ABSTRACT
This work exploits the tolerance of Deep Neural Networks (DNNs) to reduced precision numerical representations and specifically, their recently demonstrated ability to tolerate representations of different precision per layer while maintaining accuracy. This flexibility enables improvements over conventional DNN implementations that use a single, uniform representation. This work proposes Proteus, which reduces the data traffic and storage footprint needed by DNNs, resulting in reduced energy and improved area efficiency for DNN implementations. Proteus uses a different representation per layer for both the data (neurons) and the weights (synapses) processed by DNNs. Proteus is a layered extension over existing DNN implementations that converts between the numerical representation used by the DNN execution engines and the shorter, layer-specific fixed-point representation used when reading and writing data values to memory be it on-chip buffers or off-chip memory. Proteus uses a novel memory layout for DNN data, enabling a simple, low-cost and low-energy conversion unit.

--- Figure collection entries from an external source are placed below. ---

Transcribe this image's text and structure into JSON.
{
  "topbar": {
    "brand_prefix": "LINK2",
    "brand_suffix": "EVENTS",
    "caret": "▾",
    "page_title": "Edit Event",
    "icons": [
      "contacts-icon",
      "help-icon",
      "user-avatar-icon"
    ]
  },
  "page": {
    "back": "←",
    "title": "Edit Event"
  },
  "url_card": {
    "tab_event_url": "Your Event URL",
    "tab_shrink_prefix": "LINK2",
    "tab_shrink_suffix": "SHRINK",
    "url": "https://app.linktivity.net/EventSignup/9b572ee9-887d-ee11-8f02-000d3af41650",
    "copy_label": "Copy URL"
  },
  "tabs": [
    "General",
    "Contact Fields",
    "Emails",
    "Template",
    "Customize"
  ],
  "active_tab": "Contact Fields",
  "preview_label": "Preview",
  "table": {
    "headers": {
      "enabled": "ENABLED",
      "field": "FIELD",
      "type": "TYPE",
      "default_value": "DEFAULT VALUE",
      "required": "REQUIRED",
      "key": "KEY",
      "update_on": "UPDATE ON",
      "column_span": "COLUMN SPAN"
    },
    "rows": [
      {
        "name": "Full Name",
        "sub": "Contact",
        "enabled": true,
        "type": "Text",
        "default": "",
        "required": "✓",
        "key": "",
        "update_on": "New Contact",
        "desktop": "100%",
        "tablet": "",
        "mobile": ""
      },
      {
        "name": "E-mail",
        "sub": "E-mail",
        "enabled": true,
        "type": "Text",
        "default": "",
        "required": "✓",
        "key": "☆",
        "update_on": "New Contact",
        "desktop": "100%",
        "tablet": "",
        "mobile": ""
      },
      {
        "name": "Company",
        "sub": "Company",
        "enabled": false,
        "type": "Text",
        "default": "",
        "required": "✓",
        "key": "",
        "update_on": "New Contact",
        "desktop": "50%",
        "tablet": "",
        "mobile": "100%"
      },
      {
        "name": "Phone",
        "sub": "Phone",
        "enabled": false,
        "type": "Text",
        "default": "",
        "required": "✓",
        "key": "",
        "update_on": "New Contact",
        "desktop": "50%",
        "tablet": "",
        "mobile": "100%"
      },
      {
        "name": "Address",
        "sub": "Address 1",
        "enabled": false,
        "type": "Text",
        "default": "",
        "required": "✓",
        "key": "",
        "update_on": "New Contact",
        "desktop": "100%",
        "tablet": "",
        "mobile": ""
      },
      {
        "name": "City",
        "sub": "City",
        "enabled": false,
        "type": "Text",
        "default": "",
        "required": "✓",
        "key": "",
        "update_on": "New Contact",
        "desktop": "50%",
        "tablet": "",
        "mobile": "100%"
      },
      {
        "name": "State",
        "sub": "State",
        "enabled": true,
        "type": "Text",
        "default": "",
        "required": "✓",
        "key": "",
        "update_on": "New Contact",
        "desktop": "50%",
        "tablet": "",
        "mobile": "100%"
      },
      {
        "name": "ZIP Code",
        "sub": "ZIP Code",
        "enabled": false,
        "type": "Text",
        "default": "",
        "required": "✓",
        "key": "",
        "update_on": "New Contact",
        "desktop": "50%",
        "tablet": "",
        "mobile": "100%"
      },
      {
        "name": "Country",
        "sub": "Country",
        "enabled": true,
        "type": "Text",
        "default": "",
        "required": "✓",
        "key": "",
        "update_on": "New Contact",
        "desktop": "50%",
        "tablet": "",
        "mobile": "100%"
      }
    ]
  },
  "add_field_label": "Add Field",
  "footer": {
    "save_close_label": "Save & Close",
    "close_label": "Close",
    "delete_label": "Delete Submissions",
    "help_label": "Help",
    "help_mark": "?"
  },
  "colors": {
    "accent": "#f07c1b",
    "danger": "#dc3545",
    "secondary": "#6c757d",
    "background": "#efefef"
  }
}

We evaluate Proteus as an extension to a state-of-the-art accelerator [7] which uses a uniform 16-bit fixed-point representation. On five popular DNNs Proteus reduces data traffic among layers by 43% on average while maintaining accuracy within 1% even when compared to a single precision floating-point implementation. As a result, Proteus improves energy by 15% with no performance loss. Proteus also reduces the data footprint by at least 38% and hence the amount of on-chip buffering needed resulting in an implementation that requires 20% less area overall. This area savings can be used to improve cost by building smaller chips, to process larger DNNs for the same on-chip area, or to incorporate an additional three execution engines increasing peak performance bandwidth by 18%.